The activist detractors' position has also been soundly refuted by legal analysts. Still, certain members of the Senate Judiciary Committee echo their claims.
Referencing a 1998 law review article, "Catholic Judges in Capital Cases," California Sen. Dianne Feinstein pressed Barrett on the depth of her faith, insinuating that her Catholic principles would compromise her ability to rule fairly.
"When you read your speeches, the conclusion one draws is that the dogma lives loudly within you," Feinstein, the panel's ranking Democrat, quipped. "And that's of concern when you come to big issues that large numbers of people have fought for, for years in this country."
"It is never appropriate for a judge to apply their personal convictions, whether it derives from faith or personal conviction," Barrett answered.
But doubting Democrats were not satisfied; other senators also raised doubt over Barrett's faith.
Senate Minority Whip Dick Durban, a self-described Catholic and one-time pro-life advocate, singled out Barrett's use of the term "orthodox Catholics" as unfair to those who support abortion.

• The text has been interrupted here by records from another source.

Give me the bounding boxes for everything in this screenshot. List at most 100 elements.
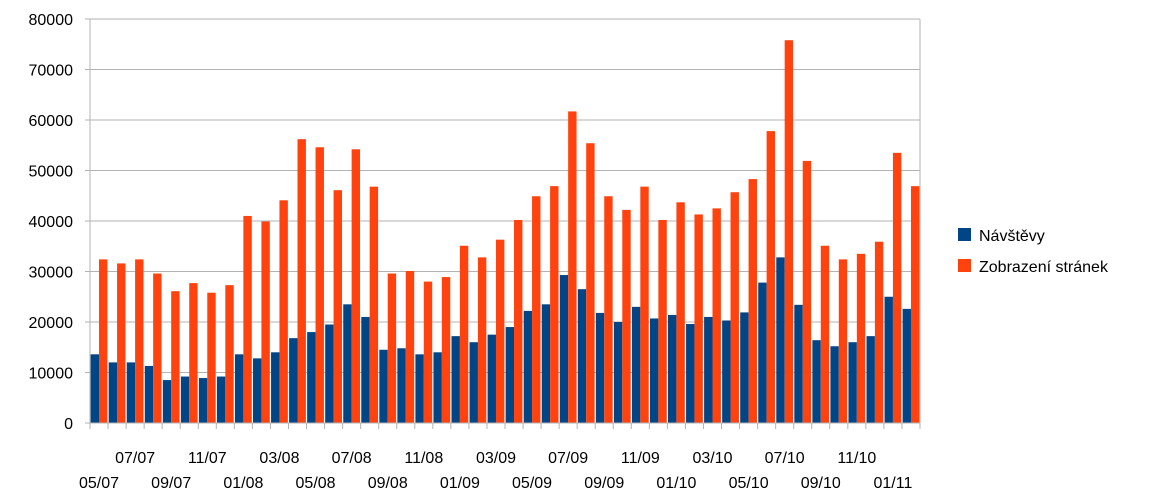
y-tick-label: 0	[64, 416, 73, 433]
bar-navstevy	[361, 316, 370, 423]
bar-zobrazeni-stranek	[640, 186, 649, 423]
bar-zobrazeni-stranek	[892, 152, 902, 423]
bar-navstevy	[379, 349, 388, 423]
x-tick-label: 09/08	[368, 475, 408, 492]
bar-zobrazeni-stranek	[189, 283, 198, 423]
y-tick-label: 20000	[29, 315, 74, 332]
bar-navstevy	[631, 306, 641, 423]
bar-zobrazeni-stranek	[297, 139, 306, 423]
bar-zobrazeni-stranek	[387, 273, 397, 423]
bar-zobrazeni-stranek	[369, 186, 379, 423]
x-tick-label: 01/08	[223, 475, 263, 492]
x-tick-label: 11/10	[837, 450, 876, 467]
bar-zobrazeni-stranek	[874, 241, 884, 423]
legend-label-zobrazeni-stranek: Zobrazení stránek	[979, 259, 1109, 276]
bar-zobrazeni-stranek	[532, 196, 541, 423]
x-tick-label: 05/10	[729, 475, 769, 492]
bar-zobrazeni-stranek	[694, 214, 703, 423]
bar-zobrazeni-stranek	[730, 192, 739, 423]
bar-zobrazeni-stranek	[333, 190, 342, 423]
bar-zobrazeni-stranek	[604, 196, 613, 423]
bar-zobrazeni-stranek	[495, 239, 505, 423]
bar-zobrazeni-stranek	[838, 259, 848, 423]
y-tick-label: 50000	[29, 164, 74, 181]
bar-navstevy	[397, 348, 406, 423]
bar-zobrazeni-stranek	[459, 245, 469, 423]
bar-zobrazeni-stranek	[477, 257, 487, 423]
bar-navstevy	[830, 346, 839, 423]
bar-navstevy	[180, 376, 190, 423]
x-tick-label: 07/07	[115, 450, 155, 467]
bar-navstevy	[505, 327, 515, 423]
legend-label-navstevy: Návštěvy	[979, 228, 1045, 245]
bar-zobrazeni-stranek	[153, 273, 162, 423]
bar-navstevy	[776, 257, 785, 423]
bar-zobrazeni-stranek	[207, 292, 216, 423]
bar-zobrazeni-stranek	[225, 285, 234, 423]
bar-zobrazeni-stranek	[550, 186, 559, 423]
x-tick-label: 03/09	[476, 450, 516, 467]
bar-navstevy	[704, 316, 713, 423]
bar-navstevy	[162, 380, 172, 423]
bar-zobrazeni-stranek	[910, 186, 920, 423]
bar-zobrazeni-stranek	[99, 259, 108, 423]
bar-navstevy	[144, 365, 154, 423]
bar-zobrazeni-stranek	[117, 263, 126, 423]
bar-zobrazeni-stranek	[261, 221, 270, 423]
x-tick-label: 05/09	[512, 475, 552, 492]
legend: Návštěvy Zobrazení stránek	[958, 228, 1109, 276]
bar-navstevy	[668, 314, 677, 423]
bar-navstevy	[325, 324, 334, 423]
bar-navstevy	[415, 354, 424, 423]
x-tick-label: 05/07	[79, 475, 119, 492]
bar-zobrazeni-stranek	[622, 209, 631, 423]
bar-zobrazeni-stranek	[315, 147, 324, 423]
bar-zobrazeni-stranek	[586, 143, 595, 424]
x-tick-label: 03/10	[692, 450, 732, 467]
x-tick-label: 05/08	[296, 475, 336, 492]
y-tick-label: 40000	[29, 214, 74, 231]
bar-navstevy	[722, 320, 731, 423]
x-tick-label: 11/09	[621, 450, 660, 467]
bar-navstevy	[253, 358, 262, 423]
bar-zobrazeni-stranek	[676, 202, 685, 423]
bar-zobrazeni-stranek	[423, 281, 433, 423]
bar-zobrazeni-stranek	[135, 259, 144, 423]
y-tick-label: 70000	[29, 63, 74, 80]
x-tick-label: 07/08	[332, 450, 372, 467]
bar-navstevy	[758, 282, 767, 423]
bar-zobrazeni-stranek	[766, 131, 776, 424]
bar-zobrazeni-stranek	[658, 219, 667, 423]
bar-zobrazeni-stranek	[820, 245, 830, 423]
x-tick-label: 07/10	[765, 450, 805, 467]
bar-navstevy	[433, 352, 442, 423]
bar-navstevy	[649, 318, 659, 423]
bar-zobrazeni-stranek	[748, 179, 757, 423]
x-tick-label: 09/07	[151, 475, 191, 492]
bar-zobrazeni-stranek	[279, 200, 288, 423]
bar-zobrazeni-stranek	[856, 253, 866, 423]
y-tick-label: 30000	[29, 265, 74, 282]
x-tick-label: 01/10	[656, 475, 696, 492]
bar-zobrazeni-stranek	[243, 215, 252, 423]
bar-navstevy	[686, 324, 695, 423]
bars	[90, 40, 920, 424]
bar-navstevy	[126, 362, 136, 423]
bar-navstevy	[577, 289, 587, 423]
bar-navstevy	[216, 376, 226, 423]
bar-zobrazeni-stranek	[441, 277, 451, 423]
y-tick-label: 10000	[29, 366, 74, 383]
bar-navstevy	[343, 304, 352, 423]
x-tick-label: 09/10	[801, 475, 841, 492]
bar-navstevy	[812, 340, 821, 423]
bar-navstevy	[740, 312, 749, 423]
x-tick-label: 11/07	[188, 450, 227, 467]
bar-navstevy	[234, 354, 244, 423]
bar-navstevy	[523, 310, 533, 423]
bar-navstevy	[271, 352, 280, 423]
bar-navstevy	[108, 362, 118, 423]
bar-zobrazeni-stranek	[712, 208, 721, 423]
bar-zobrazeni-stranek	[514, 219, 523, 423]
legend-swatch-zobrazeni-stranek	[958, 259, 971, 272]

Hawaii Sen. Mazie Hirono echoed Feinstein's concerns. "Ms. Barrett, I think your article is very plain in your perspective about the role of religion for judges and particularly with regard to Catholic judges."
Minnesota Sen. Al Franken suggested Barrett was unfit to serve on the 7th Circuit Court of Appeals, based upon the fact that she appeared before a gathering of Christian religious liberty legal group Alliance Defending Freedom (recently branded a "hate group" by the discredited Leftist activist group the Southern Poverty Law Center).
In response to this line of questioning, Nebraska Sen. Ben Sasse referenced the Constitution's religious test clause, which "prohibits the imposition of religious scrutiny against public officials."
"I think some of the questioning that you have been subjected to today seems to miss some of these fundamental constitutional protections we all have," Sasse observed.